The seven papers are: Quebec city’s Le Soleil, Le Quotidien in Chicoutimi and Le Droit in Ottawa-Hull.

All are owned by Unimedia.

The other four papers, La Presse, Le Nouvelliste in Trois Rivieres, Granby’s La Voix de l’est and La Tribune in Sherbrooke are owned by Power Corp.

Probec is the advertising representative for the seven newspapers.

The impetus for the split between the seven Quebec dailies and the Newspaper Marketing Bureau’s annual NADbank survey stems from NADbank ’94 data; specifically, sample size, and the growth of blue-collar workers in Montreal, and the decline in numbers in that city of managers, owners, professionals and executives.

After a couple of months of discussion, some public, some private, the Probec papers found they could not accept NADbank ’94 findings despite assurances from the Newspaper Marketing Bureau and a review by Chuck Chakrapani, a media consultant associated with the nmb and president of Toronto’s Standard Research Systems.

John Finneran, president of Toronto-based nmb, appears unconcerned by Probec’s move.

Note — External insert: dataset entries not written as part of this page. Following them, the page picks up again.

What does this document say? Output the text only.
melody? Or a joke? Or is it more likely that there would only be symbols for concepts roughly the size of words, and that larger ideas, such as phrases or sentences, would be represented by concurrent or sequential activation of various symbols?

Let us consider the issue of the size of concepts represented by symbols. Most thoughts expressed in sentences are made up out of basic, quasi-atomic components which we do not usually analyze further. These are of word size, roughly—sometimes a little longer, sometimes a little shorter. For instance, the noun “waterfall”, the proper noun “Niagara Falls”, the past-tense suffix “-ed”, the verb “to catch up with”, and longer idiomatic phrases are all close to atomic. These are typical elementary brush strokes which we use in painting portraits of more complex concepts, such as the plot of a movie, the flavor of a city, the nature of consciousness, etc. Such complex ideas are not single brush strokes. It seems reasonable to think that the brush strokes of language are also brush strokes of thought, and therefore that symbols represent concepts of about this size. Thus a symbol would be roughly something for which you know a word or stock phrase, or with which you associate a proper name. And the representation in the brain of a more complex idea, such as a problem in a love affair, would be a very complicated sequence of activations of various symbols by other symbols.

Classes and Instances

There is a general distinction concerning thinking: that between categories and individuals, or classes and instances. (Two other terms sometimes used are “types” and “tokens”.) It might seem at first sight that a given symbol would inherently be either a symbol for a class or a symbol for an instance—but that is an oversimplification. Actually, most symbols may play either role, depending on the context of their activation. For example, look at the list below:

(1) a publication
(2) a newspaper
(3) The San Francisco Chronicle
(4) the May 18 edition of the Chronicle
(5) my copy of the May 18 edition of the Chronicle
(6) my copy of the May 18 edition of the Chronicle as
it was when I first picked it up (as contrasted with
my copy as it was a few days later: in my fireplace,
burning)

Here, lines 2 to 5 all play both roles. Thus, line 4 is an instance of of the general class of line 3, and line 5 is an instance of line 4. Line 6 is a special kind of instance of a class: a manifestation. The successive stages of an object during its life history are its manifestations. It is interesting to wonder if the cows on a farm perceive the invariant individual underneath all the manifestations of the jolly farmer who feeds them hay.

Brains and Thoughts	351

Finneran says first the study has to be conducted and it has to have some credibility.

He suggests Probec will not have any results until 1996, and from what he hears, most of the industry does not want another survey anyway.

Lanza says the Probec papers want to be in the field as soon as possible, and expect to have chosen a supplier by the end of this month.

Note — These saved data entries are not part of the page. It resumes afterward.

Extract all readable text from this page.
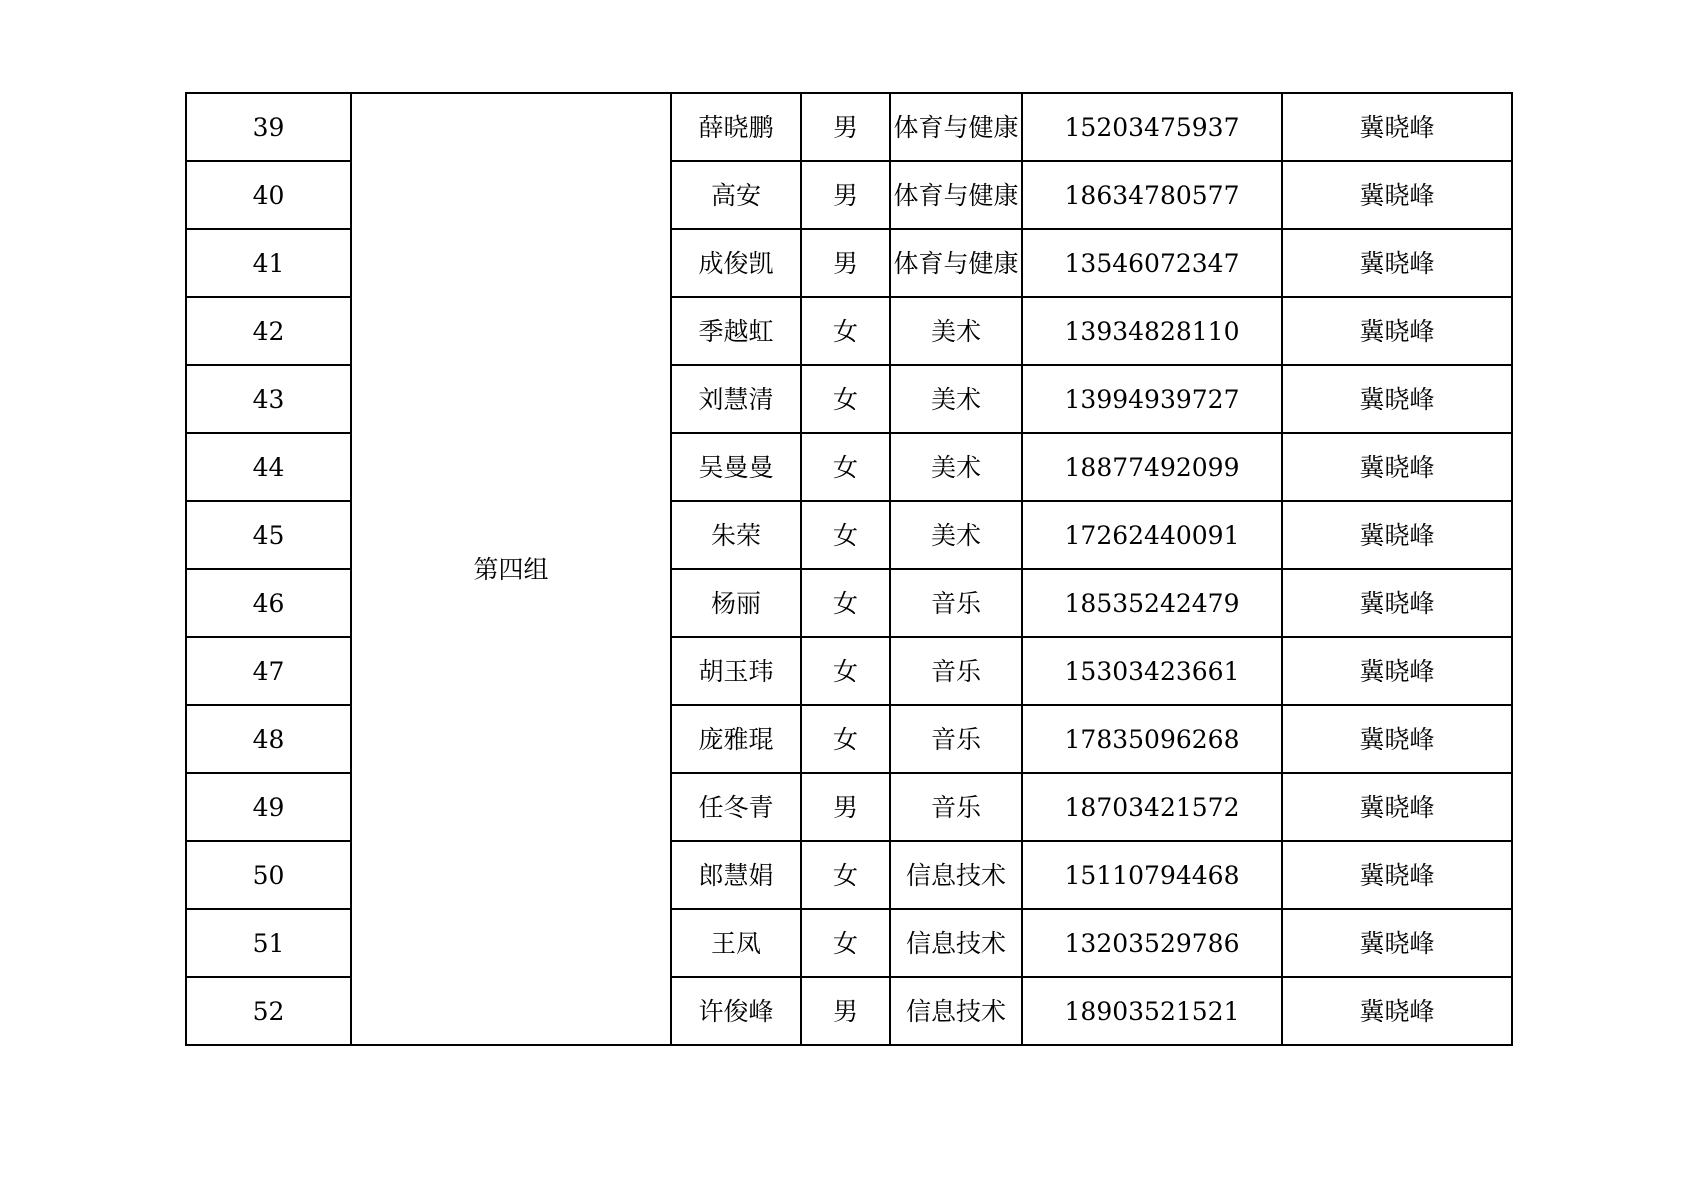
39	第四组	薛晓鹏	男	体育与健康	15203475937	冀晓峰
40		高安	男	体育与健康	18634780577	冀晓峰
41		成俊凯	男	体育与健康	13546072347	冀晓峰
42		季越虹	女	美术	13934828110	冀晓峰
43		刘慧清	女	美术	13994939727	冀晓峰
44		吴曼曼	女	美术	18877492099	冀晓峰
45		朱荣	女	美术	17262440091	冀晓峰
46		杨丽	女	音乐	18535242479	冀晓峰
47		胡玉玮	女	音乐	15303423661	冀晓峰
48		庞雅琨	女	音乐	17835096268	冀晓峰
49		任冬青	男	音乐	18703421572	冀晓峰
50		郎慧娟	女	信息技术	15110794468	冀晓峰
51		王凤	女	信息技术	13203529786	冀晓峰
52		许俊峰	男	信息技术	18903521521	冀晓峰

Finneran says the nmb has no reason to worry about the impact other newspaper studies may have on NADbank because it is already well-established and known to be reliable.

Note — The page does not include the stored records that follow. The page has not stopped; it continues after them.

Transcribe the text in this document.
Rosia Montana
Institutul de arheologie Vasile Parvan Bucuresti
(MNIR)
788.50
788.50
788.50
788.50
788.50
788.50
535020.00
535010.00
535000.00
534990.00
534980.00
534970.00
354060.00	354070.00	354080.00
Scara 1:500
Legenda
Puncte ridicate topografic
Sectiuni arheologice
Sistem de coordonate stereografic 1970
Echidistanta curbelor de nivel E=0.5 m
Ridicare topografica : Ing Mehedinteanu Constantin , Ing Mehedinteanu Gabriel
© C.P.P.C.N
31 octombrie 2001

He says next year, NADbank will remain the same, although there will be some refinements.

One of them will be the use of Statistics Canada’s occupational codings, rather than NADbank-generated codings.

The Canadian Media Directors Council will get a chance to hear Finneran’s side of the story March 8 in Toronto when he will address a special session of the cmdc.

NADbank is an annual survey of consumers and daily newspaper readership. It is paid for by 36 dailies in 32 markets across Canada.

The departure of the Probec papers has cut NADbank membership to 36 dailies from 43.

Each year NADbank surveys 12,000 adults, providing a rolling sample of 24,000 adults. NADbank surveys are completed by Canadian Facts.

Lanza says he is aware of the fragmentation issue, and the subject has been brought to his attention in talks with agencies in Montreal and Toronto.

He says one of the reasons why he has been doing rounds of ad agencies is to find out what they want included in the study, adding, the last thing Probec wants to do is duplicate the NADbank survey.

Lanza and Alain Choiniere, president of Montreal-based research firm Cogem, were recently in Toronto talking to agencies and other interested parties.

Also working on the proposed Probec study is Tony Jarvis, a media consultant and president of Toronto’s Jarvis, Sherman & Jarvis.

All three men will work on the design of the study.

The initial reaction in Toronto media circles to the proposed Probec study has been lukewarm, prompted by fears of further fragmentation.

‘I wish they’d [Probec] stop for a moment and take a deep breath to consider other options,’ says David Harrison, president of Harrison Young Pesonen & Newell.

‘I would hate to see newspaper readership devolve into a sea of fragmentation,’ Harrison says. ‘It would do nothing for newspapers.’

Still, Harrison is not happy with the status quo, either.

He says his view, widely held among buyers, is that newspapers would be better served if NADbank combined with another media research organization, namely pmb.

‘We would like to see the two get together,’ says Harrison, who adds he always thought it odd that a marketing organization, the nmb, and a research group, NADbank, ‘are one and the same thing.’

Bruce Claassen, president of Genesis Media, says he also cautioned the Probec group about the danger of fragmenting the market with another set of media data.

‘I said to them, `Watch you don’t reinvent the wheel,’ ‘ Claassen says.

Like Harrison, Claassen would like to see ‘any initiative that would lead to a greater confluence of interests’ leading to improved media research.

He says he would not be against NADbank pooling its resources with pmb.